For complex redirect scenarios, especially those involving wildcards or conditional logic, consider a plugin like Redirection. It gives you a GUI, logs redirects, and tracks 404s. But for simple, one-off redirects, .htaccess is faster and cleaner.

Caching and Performance Tweaks via .htaccess

Browser caching tells visitors’ browsers to store static files locally so they do not have to download them again on repeat visits. This is done with Expires headers.

<IfModule mod_expires.c>
ExpiresActive On
ExpiresDefault "access plus 1 month"
ExpiresByType text/css "access plus 1 year"
ExpiresByType text/javascript "access plus 1 year"
ExpiresByType application/javascript "access plus 1 year"
ExpiresByType image/gif "access plus 1 year"
ExpiresByType image/jpeg "access plus 1 year"
ExpiresByType image/png "access plus 1 year"
ExpiresByType image/webp "access plus 1 year"
ExpiresByType image/svg+xml "access plus 1 year"
ExpiresByType font/woff "access plus 1 year"
ExpiresByType font/woff2 "access plus 1 year"
</IfModule>

This sets a one-year cache for static assets and a one-month default for everything else.

Gzip Compression

Gzip compresses files before sending them to the browser, reducing bandwidth usage and load times:

<IfModule mod_deflate.c>
AddOutputFilterByType DEFLATE text/html
AddOutputFilterByType DEFLATE text/css
AddOutputFilterByType DEFLATE text/javascript
AddOutputFilterByType DEFLATE application/javascript
AddOutputFilterByType DEFLATE application/json
AddOutputFilterByType DEFLATE application/xml
AddOutputFilterByType DEFLATE image/svg+xml
</IfModule>

The Tradeoff

Heavy caching can cause issues during site updates. If you have a long cache duration for CSS and your theme changes, returning visitors may see broken layouts until their cache refreshes. Use versioned filenames (e.g., style.css?v=2) or a cache-busting mechanism. Most caching plugins handle this automatically.
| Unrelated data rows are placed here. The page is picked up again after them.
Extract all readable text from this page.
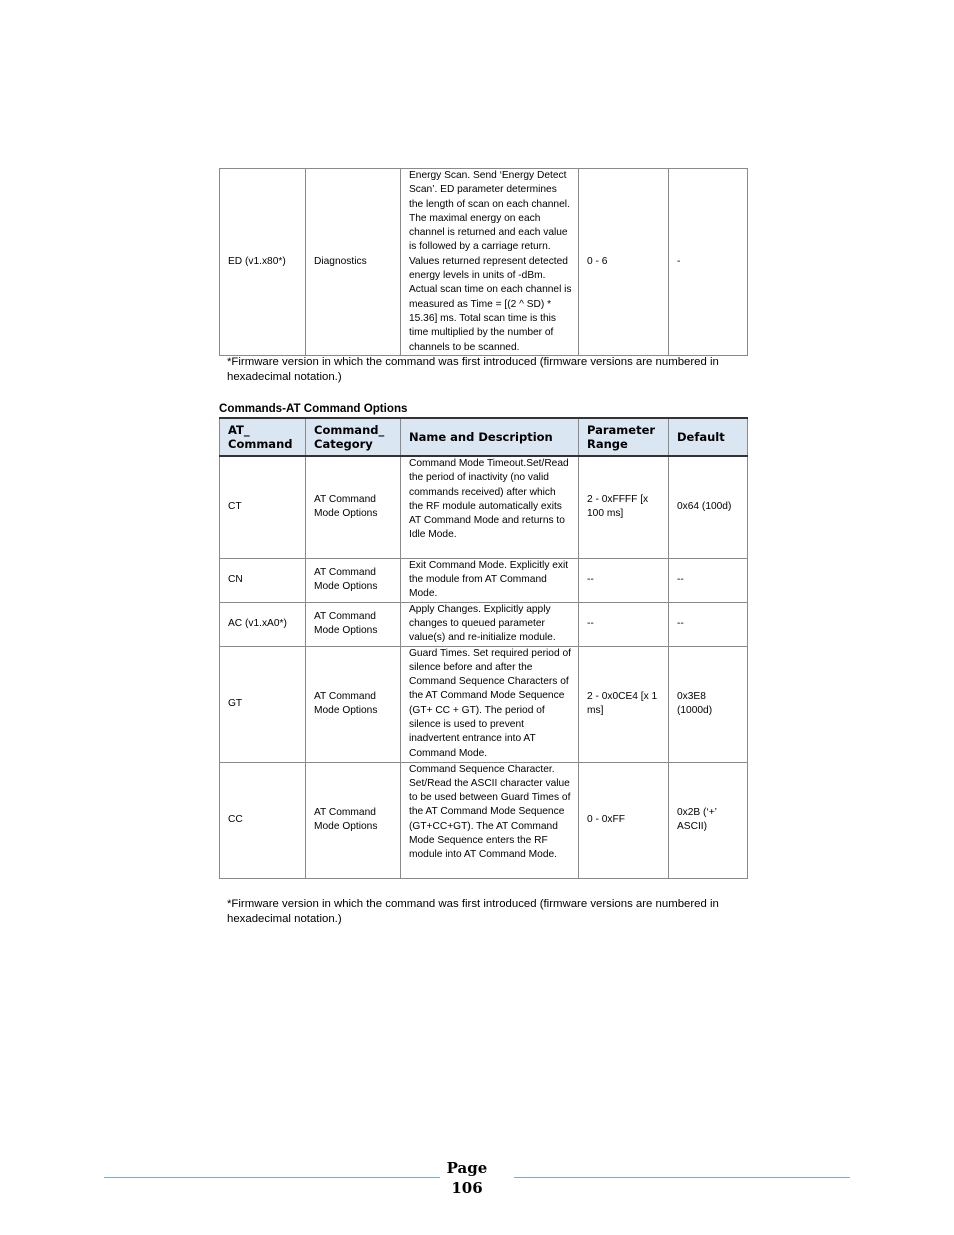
ED (v1.x80*)	Diagnostics	Energy Scan. Send ‘Energy Detect Scan’. ED parameter determines the length of scan on each channel. The maximal energy on each channel is returned and each value is followed by a carriage return. Values returned represent detected energy levels in units of -dBm. Actual scan time on each channel is measured as Time = [(2 ^ SD) * 15.36] ms. Total scan time is this time multiplied by the number of channels to be scanned.	0 - 6	-
*Firmware version in which the command was first introduced (firmware versions are numbered in hexadecimal notation.)
Commands-AT Command Options
AT_ Command	Command_ Category	Name and Description	Parameter Range	Default
CT	AT Command Mode Options	Command Mode Timeout.Set/Read the period of inactivity (no valid commands received) after which the RF module automatically exits AT Command Mode and returns to Idle Mode.	2 - 0xFFFF [x 100 ms]	0x64 (100d)
CN	AT Command Mode Options	Exit Command Mode. Explicitly exit the module from AT Command Mode.	--	--
AC (v1.xA0*)	AT Command Mode Options	Apply Changes. Explicitly apply changes to queued parameter value(s) and re-initialize module.	--	--
GT	AT Command Mode Options	Guard Times. Set required period of silence before and after the Command Sequence Characters of the AT Command Mode Sequence (GT+ CC + GT). The period of silence is used to prevent inadvertent entrance into AT Command Mode.	2 - 0x0CE4 [x 1 ms]	0x3E8 (1000d)
CC	AT Command Mode Options	Command Sequence Character. Set/Read the ASCII character value to be used between Guard Times of the AT Command Mode Sequence (GT+CC+GT). The AT Command Mode Sequence enters the RF module into AT Command Mode.	0 - 0xFF	0x2B (‘+’ ASCII)
*Firmware version in which the command was first introduced (firmware versions are numbered in hexadecimal notation.)
Page 106
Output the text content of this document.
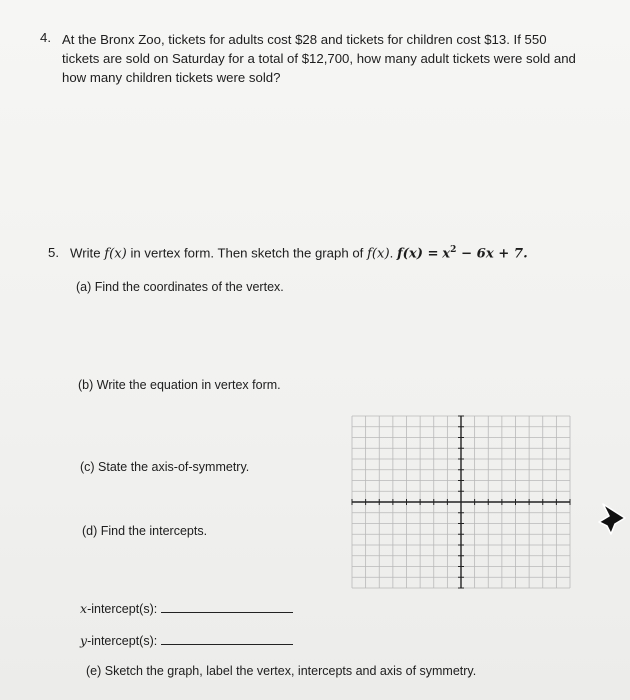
4. At the Bronx Zoo, tickets for adults cost $28 and tickets for children cost $13. If 550
tickets are sold on Saturday for a total of $12,700, how many adult tickets were sold and
how many children tickets were sold?
5. Write f(x) in vertex form. Then sketch the graph of f(x). $f(x) = x^2 - 6x + 7$.
(a) Find the coordinates of the vertex.
(b) Write the equation in vertex form.
(c) State the axis-of-symmetry.
(d) Find the intercepts.
x-intercept(s):
y-intercept(s):
(e) Sketch the graph, label the vertex, intercepts and axis of symmetry.
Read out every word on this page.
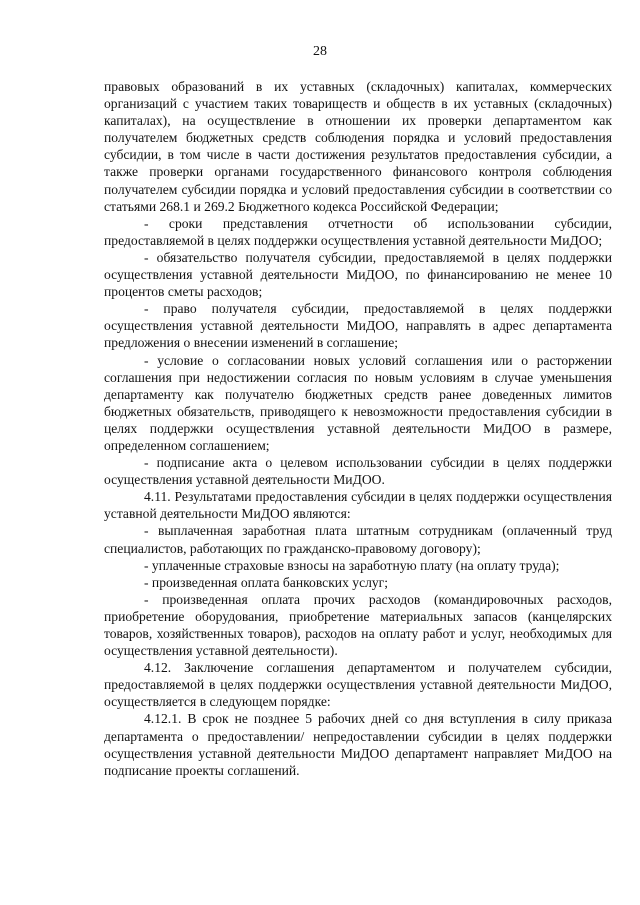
28

правовых образований в их уставных (складочных) капиталах, коммерческих организаций с участием таких товариществ и обществ в их уставных (складочных) капиталах), на осуществление в отношении их проверки департаментом как получателем бюджетных средств соблюдения порядка и условий предоставления субсидии, в том числе в части достижения результатов предоставления субсидии, а также проверки органами государственного финансового контроля соблюдения получателем субсидии порядка и условий предоставления субсидии в соответствии со статьями 268.1 и 269.2 Бюджетного кодекса Российской Федерации;

- сроки представления отчетности об использовании субсидии, предоставляемой в целях поддержки осуществления уставной деятельности МиДОО;

- обязательство получателя субсидии, предоставляемой в целях поддержки осуществления уставной деятельности МиДОО, по финансированию не менее 10 процентов сметы расходов;

- право получателя субсидии, предоставляемой в целях поддержки осуществления уставной деятельности МиДОО, направлять в адрес департамента предложения о внесении изменений в соглашение;

- условие о согласовании новых условий соглашения или о расторжении соглашения при недостижении согласия по новым условиям в случае уменьшения департаменту как получателю бюджетных средств ранее доведенных лимитов бюджетных обязательств, приводящего к невозможности предоставления субсидии в целях поддержки осуществления уставной деятельности МиДОО в размере, определенном соглашением;

- подписание акта о целевом использовании субсидии в целях поддержки осуществления уставной деятельности МиДОО.

4.11. Результатами предоставления субсидии в целях поддержки осуществления уставной деятельности МиДОО являются:

- выплаченная заработная плата штатным сотрудникам (оплаченный труд специалистов, работающих по гражданско-правовому договору);

- уплаченные страховые взносы на заработную плату (на оплату труда);

- произведенная оплата банковских услуг;

- произведенная оплата прочих расходов (командировочных расходов, приобретение оборудования, приобретение материальных запасов (канцелярских товаров, хозяйственных товаров), расходов на оплату работ и услуг, необходимых для осуществления уставной деятельности).

4.12. Заключение соглашения департаментом и получателем субсидии, предоставляемой в целях поддержки осуществления уставной деятельности МиДОО, осуществляется в следующем порядке:

4.12.1. В срок не позднее 5 рабочих дней со дня вступления в силу приказа департамента о предоставлении/ непредоставлении субсидии в целях поддержки осуществления уставной деятельности МиДОО департамент направляет МиДОО на подписание проекты соглашений.
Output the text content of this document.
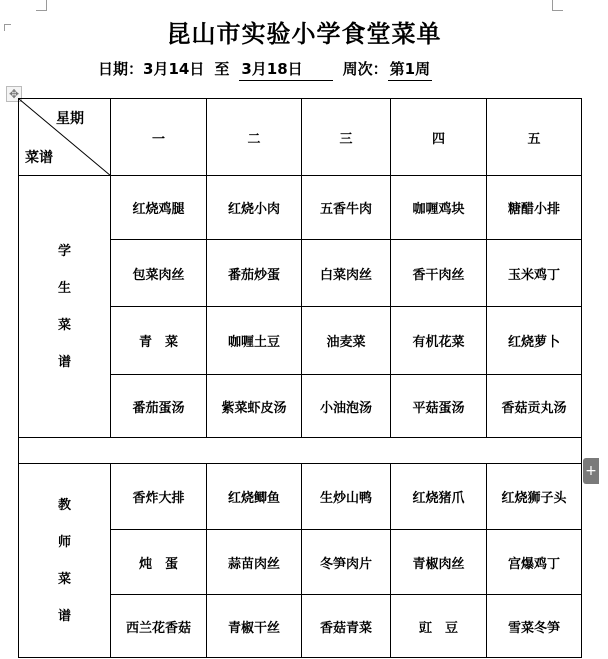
昆山市实验小学食堂菜单
日期：3月14日 至 3月18日	周次： 第1周
✥
+
星期
菜谱	一	二	三	四	五

学
生
菜
谱	红烧鸡腿	红烧小肉	五香牛肉	咖喱鸡块	糖醋小排
	包菜肉丝	番茄炒蛋	白菜肉丝	香干肉丝	玉米鸡丁
	青　菜	咖喱土豆	油麦菜	有机花菜	红烧萝卜
	番茄蛋汤	紫菜虾皮汤	小油泡汤	平菇蛋汤	香菇贡丸汤

教
师
菜
谱	香炸大排	红烧鲫鱼	生炒山鸭	红烧猪爪	红烧狮子头
	炖　蛋	蒜苗肉丝	冬笋肉片	青椒肉丝	宫爆鸡丁
	西兰花香菇	青椒干丝	香菇青菜	豇　豆	雪菜冬笋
For many sites, a CDN like Cloudflare handles caching more intelligently and is easier to manage through a dashboard than raw .htaccess rules. If you are already using a performance plugin like W3 Total Cache or WP Super Cache, it may also manage .htaccess cache rules for you. Test your configuration with a tool like GTmetrix or PageSpeed Insights to verify the headers are being sent correctly.

Blocking Bad Bots and Scrapers

If your server load is high and you see strange user agents in your logs, bad bots are likely the cause. A practical .htaccess blocklist can help:

RewriteEngine On
RewriteCond %{HTTP_USER_AGENT} (ahrefsbot|mj12bot|dotbot|semrushbot|buzzsumo|exabot) [NC]
RewriteRule .* - [F,L]

You can add more user agent strings to the list separated by the pipe character. Be careful not to block legitimate search engine crawlers like Googlebot or Bingbot — that will hurt your SEO.

The best approach is to monitor your server logs or use a tool like Matomo or a security plugin to identify which bots are consuming resources before you start blocking. Blocking blind can cut off traffic you did not realize was useful.

For persistent bot problems, a combination of .htaccess rules and a web application firewall (WAF) from a service like Cloudflare or Sucuri gives better protection with less maintenance.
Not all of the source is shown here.